Ichneutica supersulcana is a species of moth in the family Noctuidae. This species is endemic to New Zealand and is only known from the Tararua Ranges and at Tongariro National Park. This species has been collected in subalpine tussock grasslands as well as subalpine shrubland and at the margins of Fuscospora cliffortioides forest. The life history of this species is unknown as are the host species of its larvae. The adults of this species are on the wing in February and are attracted to light. It appears to be restricted to higher altitudes in comparison to its close relative I. sulcana. I. sulcana and I. supersulcana are very similar in appearance with no reliable visible differences between the two having been discovered. However, there are distinct differences in the male abdomen and genitalia of these two species.

== Taxonomy ==
This species was first described by Robert Hoare in 2019. The male holotype specimen was collected by G. W. Gibbs at the Dundas Hut in the Tararua Range and is held in the New Zealand Arthropod Collection.

== Description ==
The adult male wingspan is between 41 and 47 mm whereas the female wingspan is 48 mm.
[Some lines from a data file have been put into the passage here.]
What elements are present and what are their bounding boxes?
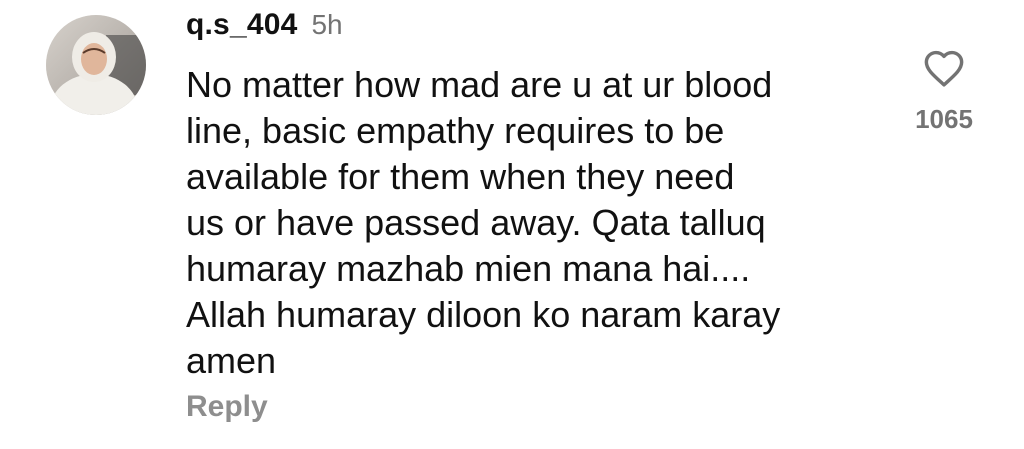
heart-outline-icon[interactable]	[922, 48, 966, 88]
username-link[interactable]: q.s_404	[186, 8, 297, 42]
comment-item: q.s_404 5h No matter how mad are u at ur…	[0, 0, 1024, 449]
avatar-image	[46, 15, 146, 115]
avatar[interactable]	[46, 15, 146, 115]
timestamp: 5h	[311, 9, 343, 40]
like-control: 1065	[904, 48, 984, 135]
comment-header: q.s_404 5h	[186, 8, 343, 42]
like-count: 1065	[915, 104, 973, 134]
reply-button[interactable]: Reply	[186, 390, 268, 424]
comment-text: No matter how mad are u at ur blood line…	[186, 64, 781, 381]
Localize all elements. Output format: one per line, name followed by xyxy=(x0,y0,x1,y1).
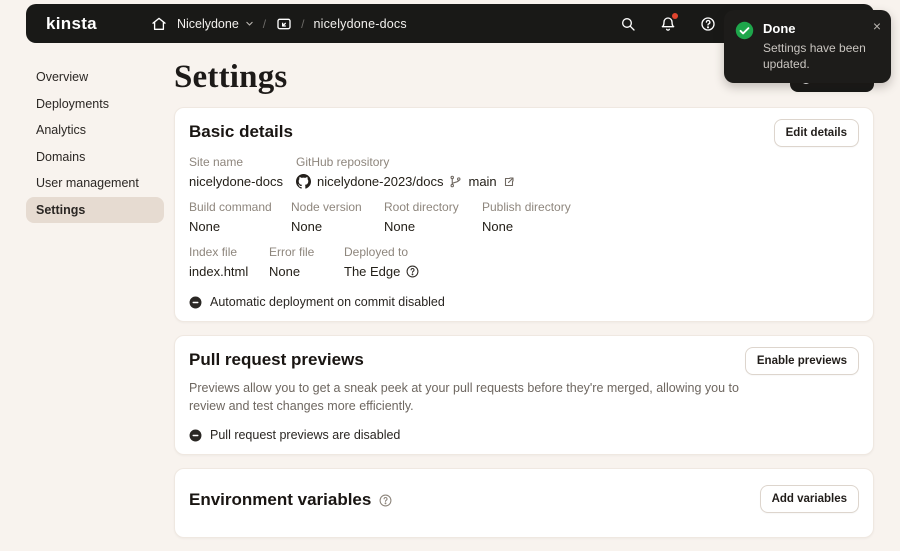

I. sulcana and I. supersulcana are very similar in appearance with no reliable visible differences between the two having been discovered. However I. supersulcana tends to be larger and paler with less well defined longitudinal dark streaks to its forewings. There are distinct differences in the male abdomen and genitalia of these two species.

== Distribution ==
This species is endemic to New Zealand. It is only known from the North Island and has only been collected in the Tararua Ranges and at Tongariro National Park. It appears to be restricted to higher altitudes in comparison to its close relative I. sulcana.

== Habitat ==
This species has been collected in subalpine tussock grasslands as well as subalpine shrubland and at the margins of Fuscospora cliffortioides forest.

== Behaviour ==
The adults of this species are on the wing in February and are attracted to light.

== Life history and host species ==
The life history of this species is unknown as are the host species of its larvae.